To use the records table visualization, click Records table (Old) in the visualization selector. Click any value in the table to display a menu with options to filter, exclude, and copy data.
Sankey
The Sankey visualization shows the flow from one set of values to another. In Sankey diagrams, the width of each connection is proportional to the flow volume between the values.
Sparkline
In contrast to the line chart visualization that displays lines for multiple dimensions on a single chart, the sparkline visualization displays multiple line charts—one for each dimension.
The following example sparkline chart displays the number of events over time for five Country Name values:
Hover over the first column heading—Country Name in the above example—to display the Swap axes icon. Click the icon to swap the splits assigned to the axes.
Spot matrix
The spot matrix shows the distribution of events on a two dimensional matrix using circles, with larger circles representing a greater number of events.
Stack area
The stacked area chart is similar to the line chart, and can be used in similar situations. Unlike the line chart, the area chart lets you see what all the values add up to together. This lets you see the overall trend, while also showing the individual contributions of different dimensions.
Street map
If your event data contains latitude and longitude coordinates, you can use the street map visualization to pinpoint events to precise locations on a map.
If your Imply deployment is on-prem, contact your Imply support representative to enable the street map visualization.
Create dimensions for your latitude and longitude data. Add the dimensions to the show bar and select Street map from the visualization selector on the right side of the page.

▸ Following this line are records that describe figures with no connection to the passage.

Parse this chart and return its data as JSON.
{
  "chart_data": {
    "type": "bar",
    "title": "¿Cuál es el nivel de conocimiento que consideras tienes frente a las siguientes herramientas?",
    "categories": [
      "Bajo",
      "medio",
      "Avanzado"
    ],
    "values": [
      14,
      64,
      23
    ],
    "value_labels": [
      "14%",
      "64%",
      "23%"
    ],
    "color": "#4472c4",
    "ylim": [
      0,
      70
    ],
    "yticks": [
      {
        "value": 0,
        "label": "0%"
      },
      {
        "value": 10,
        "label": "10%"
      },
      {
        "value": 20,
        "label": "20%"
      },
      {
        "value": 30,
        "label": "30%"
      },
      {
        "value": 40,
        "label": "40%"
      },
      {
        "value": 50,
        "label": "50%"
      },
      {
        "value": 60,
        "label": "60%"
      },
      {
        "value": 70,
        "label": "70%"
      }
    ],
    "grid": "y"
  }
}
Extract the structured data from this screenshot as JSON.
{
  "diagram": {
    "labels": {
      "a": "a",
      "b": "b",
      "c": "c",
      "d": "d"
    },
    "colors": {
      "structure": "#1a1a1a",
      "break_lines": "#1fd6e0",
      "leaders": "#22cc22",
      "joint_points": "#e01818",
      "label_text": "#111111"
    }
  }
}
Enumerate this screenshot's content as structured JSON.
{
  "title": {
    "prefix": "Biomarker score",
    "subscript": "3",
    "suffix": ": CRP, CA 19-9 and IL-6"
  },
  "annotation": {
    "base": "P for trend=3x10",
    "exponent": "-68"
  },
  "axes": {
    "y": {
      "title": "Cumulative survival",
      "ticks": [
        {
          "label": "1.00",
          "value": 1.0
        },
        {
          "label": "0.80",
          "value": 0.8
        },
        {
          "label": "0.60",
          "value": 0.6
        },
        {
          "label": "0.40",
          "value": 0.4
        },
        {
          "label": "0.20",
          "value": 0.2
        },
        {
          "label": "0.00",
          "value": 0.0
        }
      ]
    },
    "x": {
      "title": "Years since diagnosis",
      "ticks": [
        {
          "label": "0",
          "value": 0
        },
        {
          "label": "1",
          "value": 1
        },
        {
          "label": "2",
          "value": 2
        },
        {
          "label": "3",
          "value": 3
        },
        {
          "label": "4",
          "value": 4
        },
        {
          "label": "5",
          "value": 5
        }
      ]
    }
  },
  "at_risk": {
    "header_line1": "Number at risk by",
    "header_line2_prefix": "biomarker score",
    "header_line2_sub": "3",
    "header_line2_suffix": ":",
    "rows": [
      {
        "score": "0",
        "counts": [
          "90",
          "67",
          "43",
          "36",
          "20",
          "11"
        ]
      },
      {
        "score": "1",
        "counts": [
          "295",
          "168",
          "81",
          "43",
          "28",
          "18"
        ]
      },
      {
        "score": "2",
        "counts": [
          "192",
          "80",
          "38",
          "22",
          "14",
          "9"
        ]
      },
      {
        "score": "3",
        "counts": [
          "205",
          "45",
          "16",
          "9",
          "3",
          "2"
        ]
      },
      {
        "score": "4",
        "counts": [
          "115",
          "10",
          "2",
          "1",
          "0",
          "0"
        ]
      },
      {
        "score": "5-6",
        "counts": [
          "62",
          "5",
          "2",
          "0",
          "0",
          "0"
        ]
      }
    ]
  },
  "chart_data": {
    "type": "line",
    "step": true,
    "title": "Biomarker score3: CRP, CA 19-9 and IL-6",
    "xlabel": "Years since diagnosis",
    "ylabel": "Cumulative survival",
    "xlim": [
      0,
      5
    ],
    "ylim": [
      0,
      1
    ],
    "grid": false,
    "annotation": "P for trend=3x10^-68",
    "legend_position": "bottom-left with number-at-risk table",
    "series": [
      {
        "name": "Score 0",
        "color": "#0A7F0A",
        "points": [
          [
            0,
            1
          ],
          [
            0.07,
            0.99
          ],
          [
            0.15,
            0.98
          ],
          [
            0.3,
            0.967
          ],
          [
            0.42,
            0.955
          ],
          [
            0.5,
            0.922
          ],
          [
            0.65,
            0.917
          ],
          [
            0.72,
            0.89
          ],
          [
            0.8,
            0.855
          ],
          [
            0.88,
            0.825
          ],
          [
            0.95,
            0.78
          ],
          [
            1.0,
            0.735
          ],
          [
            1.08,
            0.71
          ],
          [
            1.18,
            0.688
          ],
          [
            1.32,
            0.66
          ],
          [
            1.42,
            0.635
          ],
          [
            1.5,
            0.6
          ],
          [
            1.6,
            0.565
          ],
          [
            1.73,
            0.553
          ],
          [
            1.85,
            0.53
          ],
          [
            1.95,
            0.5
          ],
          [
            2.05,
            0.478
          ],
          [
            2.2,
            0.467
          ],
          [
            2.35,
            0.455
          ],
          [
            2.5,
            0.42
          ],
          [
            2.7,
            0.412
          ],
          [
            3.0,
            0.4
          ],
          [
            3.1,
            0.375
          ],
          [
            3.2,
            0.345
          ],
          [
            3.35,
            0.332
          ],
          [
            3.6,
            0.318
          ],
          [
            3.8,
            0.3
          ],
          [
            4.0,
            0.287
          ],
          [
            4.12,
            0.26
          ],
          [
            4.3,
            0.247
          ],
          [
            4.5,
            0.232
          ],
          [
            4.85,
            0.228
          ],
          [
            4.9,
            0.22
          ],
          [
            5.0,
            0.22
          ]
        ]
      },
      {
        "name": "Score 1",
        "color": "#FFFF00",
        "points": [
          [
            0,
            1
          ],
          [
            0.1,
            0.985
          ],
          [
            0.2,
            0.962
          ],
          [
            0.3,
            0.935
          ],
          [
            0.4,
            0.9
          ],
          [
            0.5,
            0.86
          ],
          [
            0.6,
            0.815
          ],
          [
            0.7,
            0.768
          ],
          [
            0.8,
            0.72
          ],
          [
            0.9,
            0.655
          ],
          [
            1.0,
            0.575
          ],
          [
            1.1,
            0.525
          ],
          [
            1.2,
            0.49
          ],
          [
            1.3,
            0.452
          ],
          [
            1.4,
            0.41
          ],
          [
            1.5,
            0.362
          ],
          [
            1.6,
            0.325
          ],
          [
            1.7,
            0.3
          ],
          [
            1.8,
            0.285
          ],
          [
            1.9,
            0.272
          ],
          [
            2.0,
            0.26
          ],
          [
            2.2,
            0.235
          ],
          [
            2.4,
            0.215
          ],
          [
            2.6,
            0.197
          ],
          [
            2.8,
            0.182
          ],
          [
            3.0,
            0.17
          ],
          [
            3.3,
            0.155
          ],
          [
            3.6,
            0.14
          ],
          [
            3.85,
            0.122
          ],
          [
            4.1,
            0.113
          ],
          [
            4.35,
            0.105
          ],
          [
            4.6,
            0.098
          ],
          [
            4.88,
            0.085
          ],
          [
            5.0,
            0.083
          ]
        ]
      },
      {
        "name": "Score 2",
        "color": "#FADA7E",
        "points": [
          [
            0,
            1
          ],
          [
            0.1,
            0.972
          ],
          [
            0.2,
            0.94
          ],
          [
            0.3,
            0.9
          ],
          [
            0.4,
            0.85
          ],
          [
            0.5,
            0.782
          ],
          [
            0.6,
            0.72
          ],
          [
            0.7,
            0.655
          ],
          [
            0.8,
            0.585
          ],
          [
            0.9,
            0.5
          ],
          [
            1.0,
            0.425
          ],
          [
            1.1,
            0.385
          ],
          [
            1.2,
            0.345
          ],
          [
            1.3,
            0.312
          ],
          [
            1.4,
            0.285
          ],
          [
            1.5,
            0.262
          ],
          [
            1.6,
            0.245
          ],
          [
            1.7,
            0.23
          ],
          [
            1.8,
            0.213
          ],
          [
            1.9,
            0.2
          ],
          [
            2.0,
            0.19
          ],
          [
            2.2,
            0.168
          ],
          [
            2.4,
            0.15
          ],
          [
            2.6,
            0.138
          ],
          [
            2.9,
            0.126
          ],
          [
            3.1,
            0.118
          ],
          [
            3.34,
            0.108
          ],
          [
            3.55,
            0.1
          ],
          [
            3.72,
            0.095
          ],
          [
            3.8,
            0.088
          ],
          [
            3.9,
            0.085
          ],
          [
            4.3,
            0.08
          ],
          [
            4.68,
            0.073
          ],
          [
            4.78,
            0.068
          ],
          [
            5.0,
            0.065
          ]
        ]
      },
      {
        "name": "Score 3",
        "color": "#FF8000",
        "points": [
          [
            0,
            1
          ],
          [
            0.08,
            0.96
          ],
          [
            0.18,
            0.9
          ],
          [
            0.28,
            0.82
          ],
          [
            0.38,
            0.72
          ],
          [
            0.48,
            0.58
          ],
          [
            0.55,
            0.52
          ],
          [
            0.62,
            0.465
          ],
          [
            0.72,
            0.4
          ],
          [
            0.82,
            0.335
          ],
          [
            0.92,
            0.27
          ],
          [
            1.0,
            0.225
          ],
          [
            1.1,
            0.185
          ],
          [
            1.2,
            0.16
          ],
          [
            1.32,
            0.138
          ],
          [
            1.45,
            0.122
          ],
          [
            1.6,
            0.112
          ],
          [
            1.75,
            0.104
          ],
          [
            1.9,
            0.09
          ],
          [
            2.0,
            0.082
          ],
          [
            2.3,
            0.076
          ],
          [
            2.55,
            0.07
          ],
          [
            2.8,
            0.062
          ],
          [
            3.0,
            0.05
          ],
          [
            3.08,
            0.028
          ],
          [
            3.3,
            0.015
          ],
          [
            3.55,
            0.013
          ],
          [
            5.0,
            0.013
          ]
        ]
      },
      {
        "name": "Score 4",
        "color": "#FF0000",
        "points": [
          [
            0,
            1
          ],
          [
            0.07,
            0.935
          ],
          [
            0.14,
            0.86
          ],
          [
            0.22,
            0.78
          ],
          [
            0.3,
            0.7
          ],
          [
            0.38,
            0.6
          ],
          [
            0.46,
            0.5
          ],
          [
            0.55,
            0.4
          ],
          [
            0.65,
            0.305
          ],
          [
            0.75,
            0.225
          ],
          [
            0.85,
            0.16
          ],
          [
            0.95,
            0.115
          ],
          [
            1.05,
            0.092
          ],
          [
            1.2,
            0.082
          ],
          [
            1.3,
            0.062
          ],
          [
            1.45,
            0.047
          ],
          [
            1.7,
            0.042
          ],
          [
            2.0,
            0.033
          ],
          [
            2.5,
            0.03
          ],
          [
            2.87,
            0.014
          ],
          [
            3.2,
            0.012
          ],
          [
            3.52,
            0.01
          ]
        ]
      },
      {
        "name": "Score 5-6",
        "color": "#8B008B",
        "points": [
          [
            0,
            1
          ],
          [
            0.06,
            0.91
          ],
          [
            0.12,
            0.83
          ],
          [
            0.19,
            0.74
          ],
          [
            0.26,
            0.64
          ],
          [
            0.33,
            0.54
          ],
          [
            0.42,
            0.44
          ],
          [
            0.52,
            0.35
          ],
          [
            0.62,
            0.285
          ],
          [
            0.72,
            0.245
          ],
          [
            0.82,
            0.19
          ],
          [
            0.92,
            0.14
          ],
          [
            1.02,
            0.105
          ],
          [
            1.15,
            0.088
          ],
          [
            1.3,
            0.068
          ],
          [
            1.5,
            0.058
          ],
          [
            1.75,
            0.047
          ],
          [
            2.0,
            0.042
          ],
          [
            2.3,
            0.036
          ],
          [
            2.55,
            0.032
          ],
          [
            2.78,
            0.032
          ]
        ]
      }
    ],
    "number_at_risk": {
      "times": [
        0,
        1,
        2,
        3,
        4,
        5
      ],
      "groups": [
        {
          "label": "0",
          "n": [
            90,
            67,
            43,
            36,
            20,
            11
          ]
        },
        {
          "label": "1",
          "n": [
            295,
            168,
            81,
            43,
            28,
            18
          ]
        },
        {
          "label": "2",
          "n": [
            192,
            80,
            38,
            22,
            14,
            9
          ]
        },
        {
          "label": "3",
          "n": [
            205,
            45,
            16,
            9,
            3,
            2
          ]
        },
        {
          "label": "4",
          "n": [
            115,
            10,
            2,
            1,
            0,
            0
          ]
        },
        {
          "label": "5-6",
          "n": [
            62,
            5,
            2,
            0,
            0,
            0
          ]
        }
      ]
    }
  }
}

You can click the paintbrush icon to change the default Grid display to Blobs, for a circular representation of the data. The darker the grid or blob color, the higher the concentration of events at that location. Click anywhere in a grid or blob to see the corresponding latitude and longitude coordinates and the number of related events. Click Filter to filter the event display by specific latitude and longitude coordinates.
Sunburst
The sunburst (also known as a donut or pie chart when using only one split) is a visualization that represents the ratios between the values of a dimension. When rendering multiple dimensions, each is subdivided to show proportional representation.
Table
The table visualization is the default view for a categorical (string) dimension. It presents a table view of the data with formatting that aids visualization of measure magnitude.
The table visualization can show multiple dimensions, as well as multiple measures, as columns.
For columns that contain URLs, hold Cmd
(or Ctrl
) and click the URL to open it in a new tab.
The following example shows the number of Wikipedia events for City Name London
or New York
by Channel for the latest 6 hours, with a comparison to the previous period:
Click the paintbrush icon on the right to access layout options. Pivot displays a nested layout by default—shown above. Click and drag the dimensions in the show bar to rearrange their order and change the nesting.
Hover over the first column heading—City Name > Channel in the above example—to display the Swap axes icon. Click the icon to swap the splits assigned to the axes.
Select the Flat row layout to display a column for each dimension.
The Overall rows display the dimension totals. In the above example, there are 10 events that match the applied filters—9 for the #en.wikipedia
Channel and 1 for #pl.wikipedia
. Of the 9 #en.wikipedia
events, 5 are for City Name London
and 4 are for New York
.
Treemap
The treemap allows you to see how the values of a dimension combine to make up the whole. It is particularly suitable for hierarchical dimensions.
Vertical bars
The vertical bars visualization displays dimensional data as vertical bars. See Bar chart for the explore version of this visualization.